Sequence clusters are not of course necessarily species, but whatever other characteristic strains assigned to the same species should share, they should possess house-keeping genes that have similar sequences, and which are on an average more closely related to those from the same species than they are to those of other species (Ward 1998). We argue that clustering patterns should be the basis for defining species, by looking for natural discontinuities in the distribution of related genotypes, which may then be further elaborated upon, through classical phenotypic approaches. There may be situations in which large groups of related bacteria fail to form discrete genotypic clusters, and in such cases it is very unlikely that other taxonomic methods will give consistent species groups. If such situations occur it would seem likely that they would be within groups of bacteria, where there are continuing disagreements about their taxonomy.

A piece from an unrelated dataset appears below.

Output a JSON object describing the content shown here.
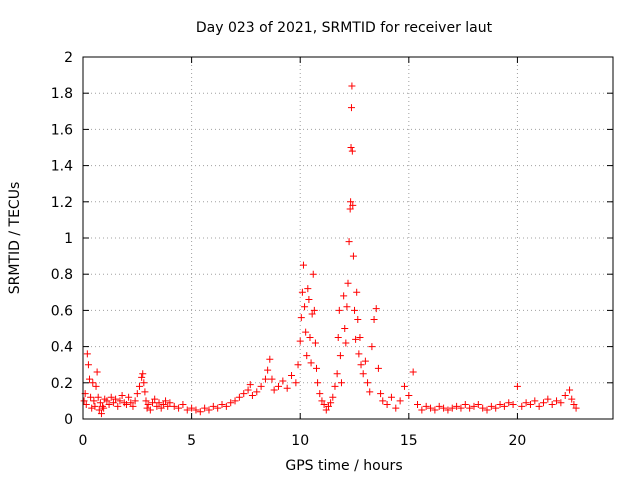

The MLSA approach needs to be tested using large sets of strains that are considered to fall into a number of closely related species, so that the clustering patterns can be related to other information about the strains. This approach should be applied to sets of strains of related species that have high and low rates of recombination as different patterns of clustering are expected (Palys et al. 1997). The patterns of clustering need to be related to species designations obtained by the current polyphasic approach (Vandamme et al. 1996), and where they differ, the validity of the species divisions proposed by both the methods needs to be assessed, without assuming that new methods are only valid if they resolve the species divisions established with older methods.

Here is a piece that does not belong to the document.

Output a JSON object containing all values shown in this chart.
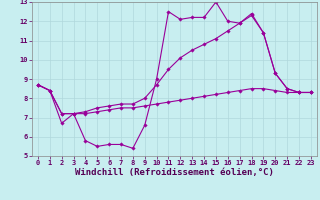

The division of genera into species, and the development of simple phenotypic tests to recognize each species, has worked well in many cases; but in other cases, there have been constant taxonomic revisions and heated debate, which may reflect an underlying lack of clear species boundaries or methodological inadequacies. Single genes or single phenotypic tests are inadequate for reliable species identification in genera where recombination between species is relatively frequent and adds weight to the need for polyphasic approaches in taxonomy (Vandamme et al. 1996). The analysis of clustering patterns in well-studied genera should lead to guidelines in how best to apply the MLSA approach to define species within groups of similar bacteria that have not been well studied. In such cases, the identification of resolved clusters provides a basis for a search for biological correlates of the clusters, in terms of phenotypic, biochemical or ecological differences, or biogeography (Gevers et al. 2005).

A distinguishing phenotypic difference is required for the acceptance of a new species. If such differences are not found, groups of similar bacteria that appear to be genetically distinct have to be described by other terms (e.g. genomospecies). The requirement for a distinguishing phenotypic difference hinders the assignment of new species and needs to be reconsidered, as promiscuous recombination between closely related bacteria may prevent the identification of a single defining phenotypic difference, and the requirement for a phenotypic difference can be challenged if isolates can in future be identified online by using multiple house-keeping sequences to assign them to accepted species clusters by interrogation of a MLSA database.

One serious drawback, shared with other taxonomic approaches, is that MLSA cannot at present be applied to unculturable organisms, which are generally considered to be more numerous than those that can be cultivated (Rappe & Giovannoni 2003). However, defining the properties of culturable populations, and how they relate to differences in their 16S rRNA sequences, is only one way in which MLSA could help place this field on a more secure foundation.